30 Jul 2019

Trimua à Genève: 'une réforme de tout le système judiciaire et sécuritaire'

Le passage du Togo devant le comité des Nations Unies contre la torture pour présenter son rapport sur cette question, a pris fin lundi à Genève en Suisse. On retient des échanges entre la délégation togolaise conduite par le ministre des droits de l’homme, Christian Trimua et ledit comité, qu’un certain nombre de problématiques importantes ont été mises sur la table et abordées. Il s’agit des questions des conditions de détention, de la lutte contre l’impunité et de la problématique des garanties sur le plan légal. Les autorités, selon les informations, ont fait preuve d’une attention particulière.

Au cours de cette 67ème session du comité contre la torture, le Service central de recherches et d’investigation criminelle (SCRIC), plus connu sous le nom de Service de recherches et d’investigation (SRI), a été particulièrement pointé du doigt. Selon Isidore Nguele, expert en droits de l’homme et responsable Afrique de l’Organisation mondiale contre la torture (OMCT), cette unité de la gendarmerie en charge des enquêtes, se retrouve très souvent dans les manifestations pour la répression.

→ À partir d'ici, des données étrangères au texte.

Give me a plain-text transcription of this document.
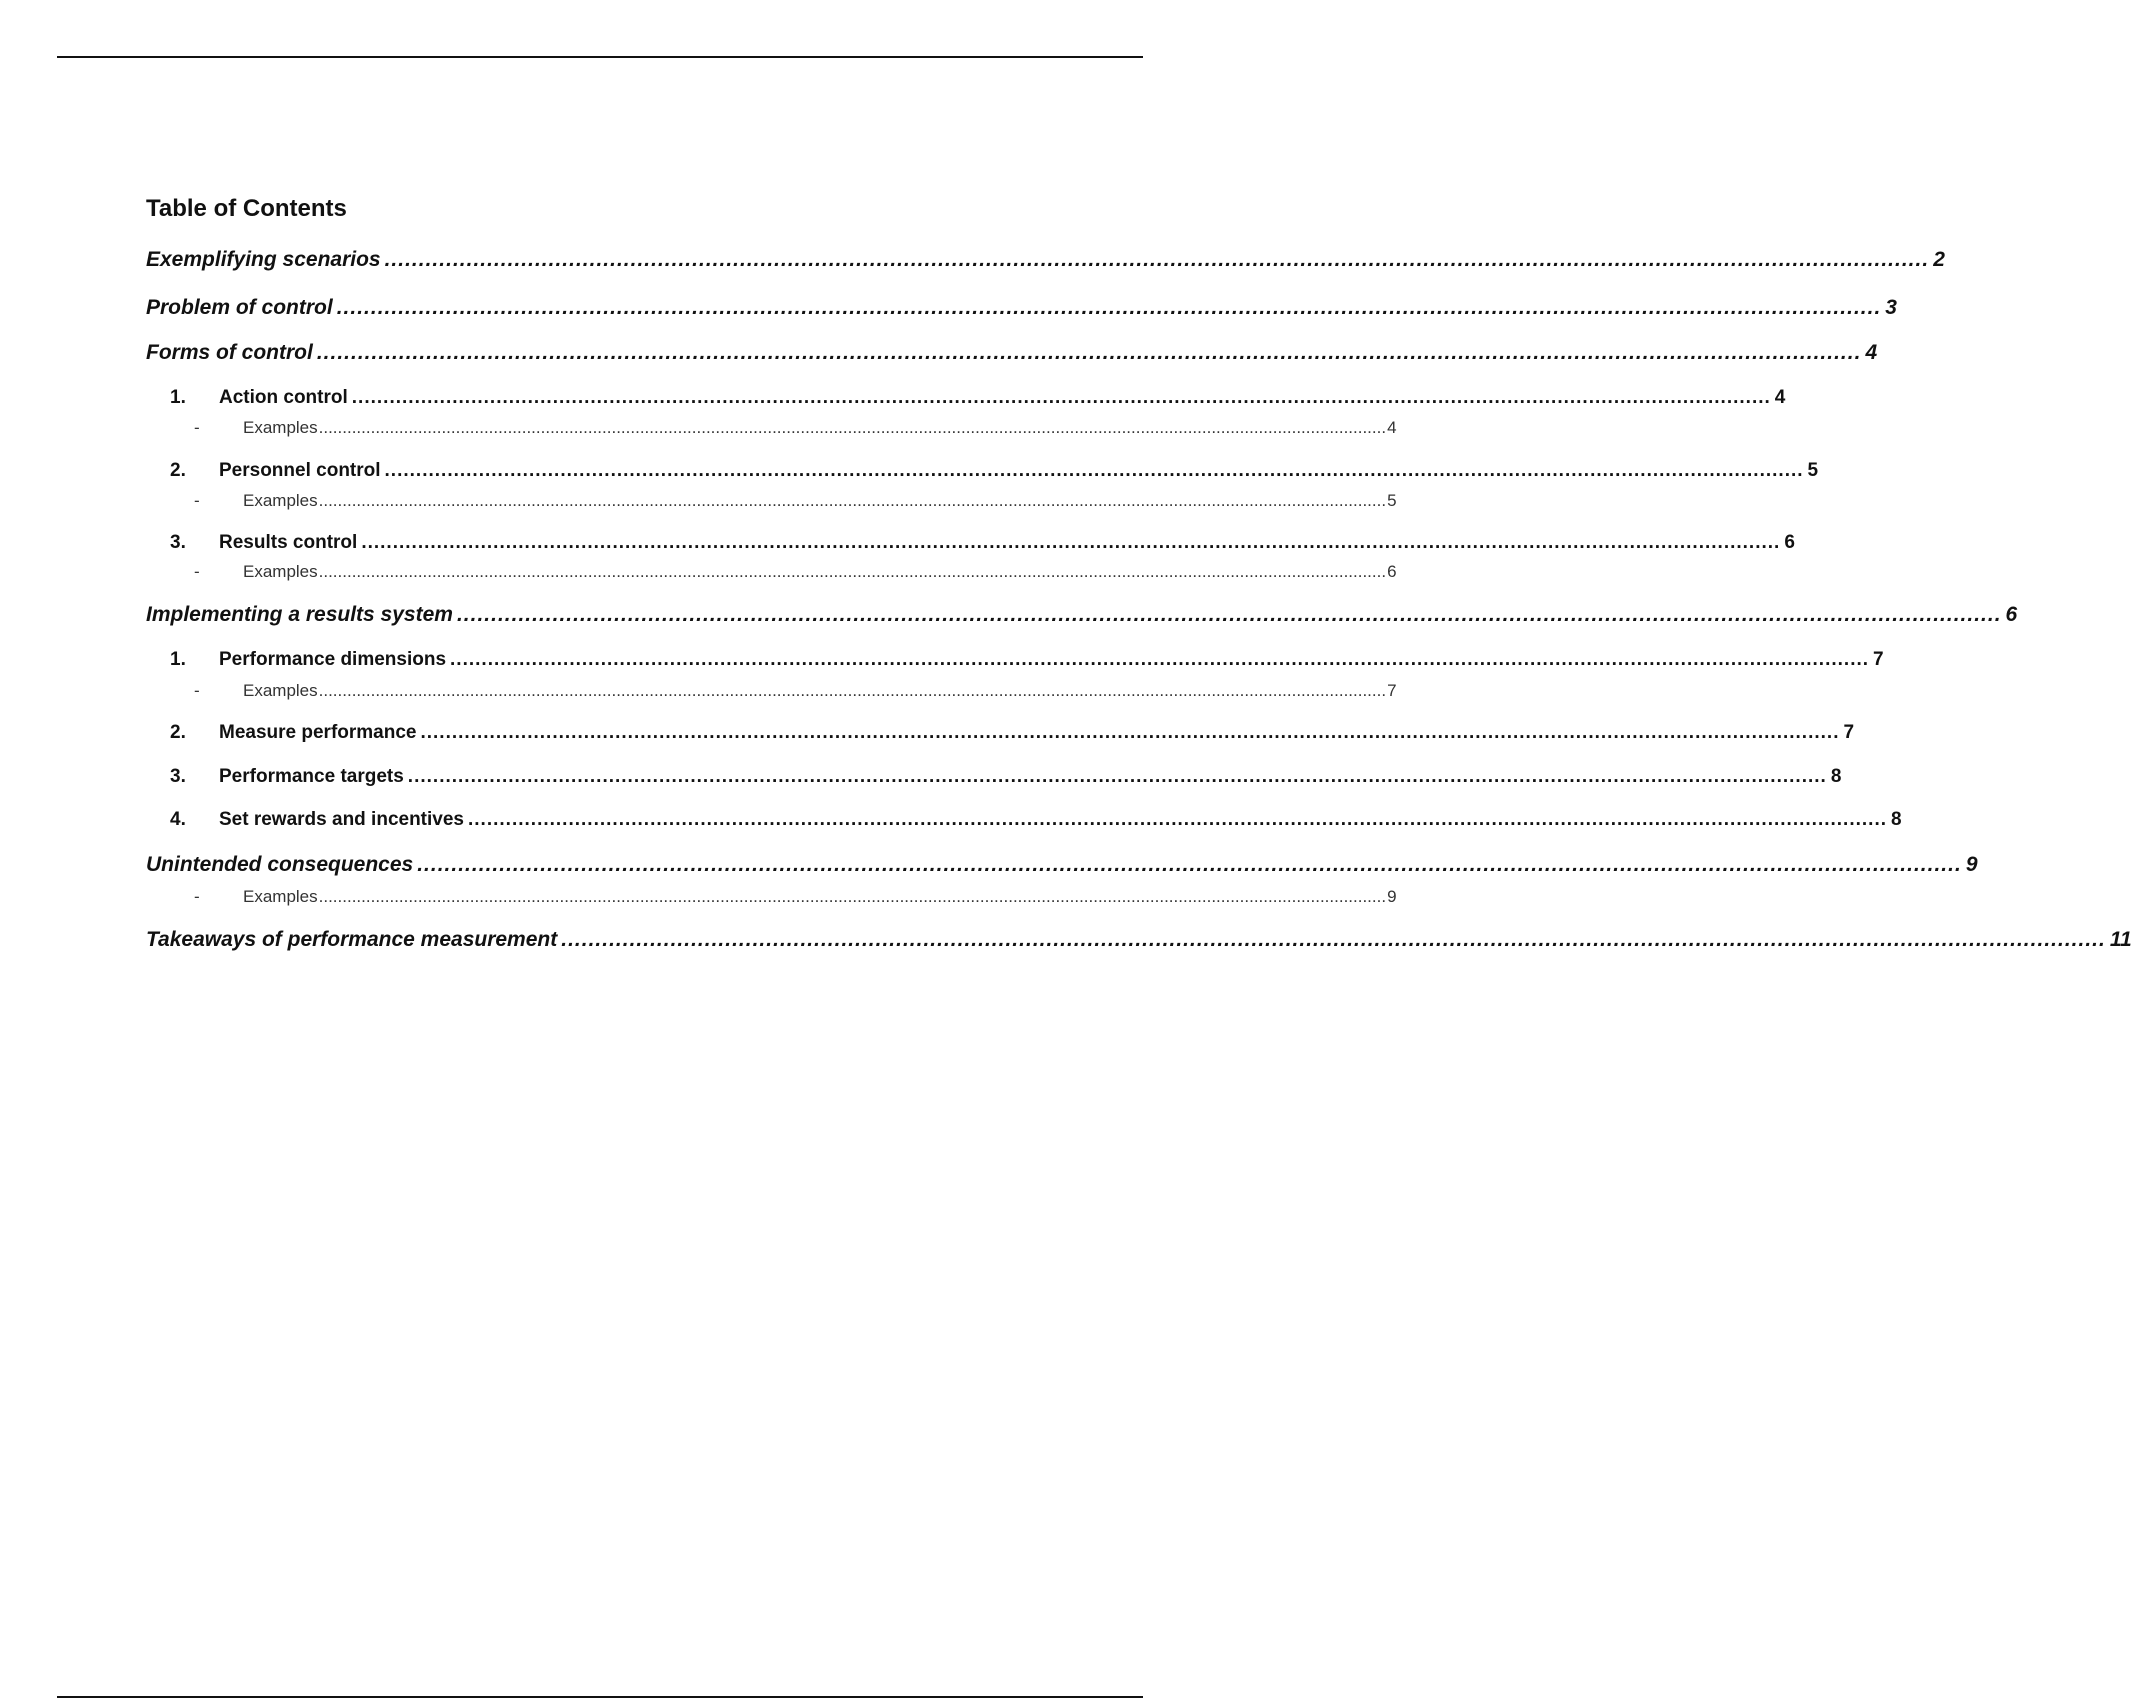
Table of Contents
Exemplifying scenarios .................................................................................................................................................................................................................................. 2
Problem of control .................................................................................................................................................................................................................................. 3
Forms of control .................................................................................................................................................................................................................................. 4
1. Action control .................................................................................................................................................................................................................................. 4
-	Examples .................................................................................................................................................................................................................................. 4
2. Personnel control .................................................................................................................................................................................................................................. 5
-	Examples .................................................................................................................................................................................................................................. 5
3. Results control .................................................................................................................................................................................................................................. 6
-	Examples .................................................................................................................................................................................................................................. 6
Implementing a results system .................................................................................................................................................................................................................................. 6
1. Performance dimensions .................................................................................................................................................................................................................................. 7
-	Examples .................................................................................................................................................................................................................................. 7
2. Measure performance .................................................................................................................................................................................................................................. 7
3. Performance targets .................................................................................................................................................................................................................................. 8
4. Set rewards and incentives .................................................................................................................................................................................................................................. 8
Unintended consequences .................................................................................................................................................................................................................................. 9
-	Examples .................................................................................................................................................................................................................................. 9
Takeaways of performance measurement .................................................................................................................................................................................................................................. 11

« Il est important que son mandat soit clarifié une fois pour toute. Il y a déjà une police judiciaire qui existe, il n’est plus important que des entités supplémentaires fassent du doublon sur la question. Cela créerait de la suspicion qu’autre chose. Il est important que certaines institutions ne deviennent pas aux yeux de la population des antichambres de torture », a confié à la fin des travaux l’expert.

Le comité a également souhaité que l’Etat togolais revoie sur 2 points importants la Commission nationale des droits de l’homme (CNDH), une institution censée prévenir et servir de passerelle entre la population et les acteurs gouvernementaux. Le premier est relatif à des ‘moyens suffisants’ qui doivent lui être accordés afin, dit-on, qu’elle puisse travailler avec la liberté nécessaire. Le second point tient de son indépendance.

Le comité a aussi planché sur la question des conditions de détention au Togo. A ce propos, il a été demandé au gouvernement de mettre en place un panel de sages constitué d’acteurs divers (gouvernement, comité contre la torture et OSC), pour aboutir à un nouveau modèle contre la torture, loin de la surpopulation carcérale, des conditions ‘intenables’ et un budget ‘minable’ qui ne permettent pas de respecter les règles de la dignité humaine.

L’autre question est celle de la lutte contre l’impunité. Les membres du comité ont demandé qu’il y ait une rencontre entre la société civile et les représentants de l’Etat pour aborder toutes les allégations d’actes de torture qui pour les unes sont reconnues par l’Etat et les autres non. Il faut aussi qu’il y ait un espace de travail et un plan stratégique pour pouvoir discuter de toutes ces questions et qu’elles puissent être traitées les unes après les autres

« Un cas de torture est suffisant. L’Etat ne peut se contenter d’indemniser les gens parce que l’argent ne répare pas les vies humaines détruites. Le plus important, c’est la garantie de non répétition de ces cas », a souligné l’expert africain.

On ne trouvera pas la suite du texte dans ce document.